Trump’s first 100 days a bit stormy Susan Page
But forecast ahead will be the true test of his potential
Think President Trump’s first 100 days were bumpy? Just wait for the 1,361 to follow.
It’s no surprise that Trump, who has been shattering political precedent since he announced his candidacy and then won the White House, would continue to break new ground once he moved into the Oval Office — though not always in a good way.
The courts have blocked his signature immigration ban. Congress has balked at delivering on his promise to repeal the Affordable Care Act. The FBI is investigating Russian meddling in the election, an issue that forced the resignation of his national security adviser and is likely to cast a shadow over the administration for months or more. The public gives him record-low approval ratings for a new president.
Braced for bad reviews when Trump reaches the unofficial milestone Saturday, the White House has been pushing back on the idea that his first 100 days have been a bust.
“No matter how much I accomplish during the ridiculous standard of the first 100 days, & it has been a lot (including S.C.), media will kill!” the president
complained in an early-morning tweet Friday. A few days earlier, he bragged to a friendly audience at a manufacturing plant in Kenosha, Wis., that “no administration has accomplished more in the first 90 days.” And He has announced a “BIG” rally next Saturday in Harrisburg, Pa.
He points to the confirmation of Supreme Court Justice Neil Gorsuch and the rollback of environmental and other regulations promulgated by the Obama administration as major achievements. He has promised a flurry of activity over the next few days, including the release of a “massive” tax-cut plan Wednesday and a news conference on veterans’ care Thursday.
Still, when press secretary Sean Spicer was asked at a briefing to name the most significant piece of legislation that had been enacted by the Republican-controlled Congress, he noted instead executive orders that had been signed and mentioned Gorsuch’s confirmation before finally citing a bill extending a program that helps veterans use health care providers outside the VA system.
Presidential historians and White House veterans say Trump has had one of the least-productive first 100 days in office of any modern president, and there’s lit- tle dispute that he has had the most tumultuous one.
The more important question is this: What does the president’s rocky beginning signal about the rest of his tenure?
His associates say Trump has become more sure-footed in his new role, although he continues to resist advice to stop airing his grievances on Twitter. His national-security team seems to be settling in, though conflicting signals on Syria and Iran and a “miscommunication” about just where an aircraft carrier group was headed has cost it credibility. He has ordered warring factions on the senior White House staff to work it out, or else.

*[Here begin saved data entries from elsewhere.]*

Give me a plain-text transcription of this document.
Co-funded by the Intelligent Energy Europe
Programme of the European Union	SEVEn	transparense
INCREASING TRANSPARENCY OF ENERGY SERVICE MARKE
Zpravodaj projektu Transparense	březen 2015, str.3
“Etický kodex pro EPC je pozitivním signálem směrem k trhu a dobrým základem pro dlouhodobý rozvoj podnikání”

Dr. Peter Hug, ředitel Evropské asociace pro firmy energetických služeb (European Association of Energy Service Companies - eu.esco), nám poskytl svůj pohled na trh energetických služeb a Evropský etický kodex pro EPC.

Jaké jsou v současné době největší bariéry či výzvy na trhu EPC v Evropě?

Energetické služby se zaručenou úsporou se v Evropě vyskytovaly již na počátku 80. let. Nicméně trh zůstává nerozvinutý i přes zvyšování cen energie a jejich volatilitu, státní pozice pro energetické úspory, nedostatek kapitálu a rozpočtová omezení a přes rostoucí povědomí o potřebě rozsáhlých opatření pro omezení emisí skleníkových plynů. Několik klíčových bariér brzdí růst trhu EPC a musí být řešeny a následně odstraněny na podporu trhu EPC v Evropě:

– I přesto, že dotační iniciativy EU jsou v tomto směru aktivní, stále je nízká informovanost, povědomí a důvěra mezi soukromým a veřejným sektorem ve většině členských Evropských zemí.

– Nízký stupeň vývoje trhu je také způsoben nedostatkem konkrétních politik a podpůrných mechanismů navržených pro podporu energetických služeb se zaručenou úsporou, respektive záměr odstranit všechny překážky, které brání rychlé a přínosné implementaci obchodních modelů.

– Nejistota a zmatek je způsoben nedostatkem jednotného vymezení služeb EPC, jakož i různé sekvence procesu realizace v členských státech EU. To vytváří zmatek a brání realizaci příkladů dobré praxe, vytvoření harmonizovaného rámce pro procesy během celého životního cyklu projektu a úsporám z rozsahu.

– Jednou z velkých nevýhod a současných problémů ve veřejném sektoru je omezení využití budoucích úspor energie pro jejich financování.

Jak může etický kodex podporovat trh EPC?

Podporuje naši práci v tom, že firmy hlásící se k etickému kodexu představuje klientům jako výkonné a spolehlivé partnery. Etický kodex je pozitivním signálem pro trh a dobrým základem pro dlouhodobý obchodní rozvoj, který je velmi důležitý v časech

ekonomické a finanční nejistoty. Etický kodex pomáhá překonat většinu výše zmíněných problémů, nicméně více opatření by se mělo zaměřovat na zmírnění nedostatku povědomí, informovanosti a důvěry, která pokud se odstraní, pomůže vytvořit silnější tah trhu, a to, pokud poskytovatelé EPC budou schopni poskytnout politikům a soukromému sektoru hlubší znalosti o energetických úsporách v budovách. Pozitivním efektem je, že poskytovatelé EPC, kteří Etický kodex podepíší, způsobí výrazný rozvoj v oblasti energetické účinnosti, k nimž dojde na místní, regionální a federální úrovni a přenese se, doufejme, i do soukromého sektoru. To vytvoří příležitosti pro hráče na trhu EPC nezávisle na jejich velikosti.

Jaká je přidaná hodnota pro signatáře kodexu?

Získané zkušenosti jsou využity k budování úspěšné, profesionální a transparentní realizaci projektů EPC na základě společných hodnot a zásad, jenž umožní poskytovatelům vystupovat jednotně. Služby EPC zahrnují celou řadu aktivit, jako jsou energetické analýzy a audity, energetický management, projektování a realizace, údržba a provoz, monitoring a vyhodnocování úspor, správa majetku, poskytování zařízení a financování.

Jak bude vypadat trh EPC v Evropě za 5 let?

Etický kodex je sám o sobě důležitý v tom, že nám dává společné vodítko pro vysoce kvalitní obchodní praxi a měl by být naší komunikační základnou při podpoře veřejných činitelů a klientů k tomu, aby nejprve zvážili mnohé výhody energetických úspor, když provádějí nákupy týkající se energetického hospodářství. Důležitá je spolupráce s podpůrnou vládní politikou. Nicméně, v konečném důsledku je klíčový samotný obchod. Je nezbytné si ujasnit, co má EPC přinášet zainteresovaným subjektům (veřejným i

But just what Trump will do on key issues, including several on which he staked out positions during the campaign, remains the subject of debate and dispute among his advisers — including decisions on precisely what the Obamacare replacement should
include and whether to break out of the Iran nuclear deal. Just how he’ll manage to put together a governing coalition in Congress is unclear, with a test looming over passing a spending bill to avert a government shutdown at the end of the week.
“At this point, I’d give him essentially a failing grade,” says Robert Dallek, a presidential historian who has written biographies of John Kennedy, Lyndon Johnson, Richard Nixon and others. His latest book, Franklin D.
Roosevelt: A Political Life, is being published in November. “There are no legislative accomplishments, zero,” and his promise to repeal and replace the Affordable Care Act “seems to be in suspended animation.”
To be sure, other modern presidents also have stumbled at the start.
“Recall that JFK began his administration with the Bay of Pigs, which is pretty much the gold standard for early fiascos,” says William Galston, a senior fellow at the Brookings Institution and a top domestic-policy adviser in the Clinton White House. “Bill Clinton of course stumbled into the gays-in-the-military discussion, which was hardly the way he wanted to begin.”
The question for Trump is whether the turmoil so far reflects an understandable learning curve or whether it’s the predictable result of a leadership style that includes a certain comfort with chaos. His opening months ce have had an exhausting pace as he seems to careen from controversy to controversy — many of them generated not by outside developments but by internal conflicts and provocative tweets.
Christopher Hill, dean of the Josef Korbel School of International Studies at the University of Denver and a diplomat and State Department official in Democratic and Republican administrations from Jimmy Carter through Obama, says the president’s freewheeling management style and rhetoric, sometimes at odds with the facts, is creating angst among allies and adversaries abroad.
“There is an underlying problem that needs to be addressed in the next 1,000 days, and that is the degree to which you can take the word of the president to the bank,” Hill says.
It’s not just foreign leaders. Some of Trump’s natural allies in Congress and elsewhere also are struggling with mixed signals from a president whose ties to his own party are patchy.
“Donald Trump is in effect an independent president, elected under a Republican banner,” Galston says. That makes the calculus of the next 1,361 days complicated indeed.